Only after the 61% vote for statehood in 2012 did Congress provide in 2014 a statutory mechanism for status resolution that required self-determination based on options compatible with the U.S Constitution. That produced majority votes for statehood in 2017 and 2020. Yet, the proposed local “convention” to define political status options already can be conducted under local law without sponsorship by Congress. The only reason the anti-statehood party in Puerto Rico is supporting H.R. 2070 is because the pro-statehood party controls the local territorial government, so it wants Congress to impose the convention it can’t impose under local law.
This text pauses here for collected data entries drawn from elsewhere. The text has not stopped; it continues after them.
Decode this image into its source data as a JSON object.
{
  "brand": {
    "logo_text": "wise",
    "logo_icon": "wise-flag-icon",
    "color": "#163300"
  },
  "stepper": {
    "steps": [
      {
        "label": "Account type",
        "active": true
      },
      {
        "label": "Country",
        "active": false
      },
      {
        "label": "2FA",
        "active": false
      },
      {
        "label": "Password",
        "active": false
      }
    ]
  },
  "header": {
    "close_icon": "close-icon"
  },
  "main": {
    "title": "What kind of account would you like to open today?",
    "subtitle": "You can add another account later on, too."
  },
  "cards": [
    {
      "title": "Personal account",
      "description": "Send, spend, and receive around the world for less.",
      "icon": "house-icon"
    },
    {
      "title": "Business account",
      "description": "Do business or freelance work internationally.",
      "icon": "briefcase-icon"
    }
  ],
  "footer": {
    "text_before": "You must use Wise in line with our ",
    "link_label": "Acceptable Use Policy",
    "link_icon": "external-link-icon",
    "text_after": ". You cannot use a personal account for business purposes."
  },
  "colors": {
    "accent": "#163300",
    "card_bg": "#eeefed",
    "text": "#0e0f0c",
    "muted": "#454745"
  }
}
There is an appearance that the anti-statehood party in Puerto Rico went to Velazquez and AOC to sponsor H.R. 2070 because it lost the last election, a democratic outcome of local elections that the anti-statehood party finds so “unfair” it wants Congress to intervene. Just like it wants Congress to suppress the 2012, 2017 and 2020 majority votes for statehood.
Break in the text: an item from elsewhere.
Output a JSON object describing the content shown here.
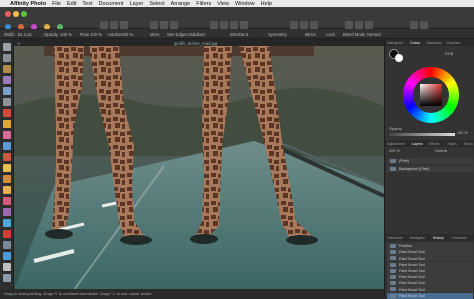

Biden Better Sorting Puerto Rico Issues Than Trump

The legal and policy determinations of the Biden Administration on territorial affairs have worked as a check and balance restraint on Congressional territorial policy, instead of vice versa as in the past. That includes current DOJ pleadings on territorial law in federal court lawsuits asking unelected federal judges to do the job of Congress by fixing what’s broken in U.S. territorial policy imposed by statutes Congress enacted.

The Biden Administration rejected the call by the House Natural Resources Committee in a March 10 letter to the U.S. Attorney General and at a May 12 hearing on H. Res. 279 for DOJ to abandon defense of federal territorial statutes being challenged in the courts. It hasn’t gone unnoticed that recent Congressional hearings didn’t include Biden administration witnesses to testify on territorial status issues.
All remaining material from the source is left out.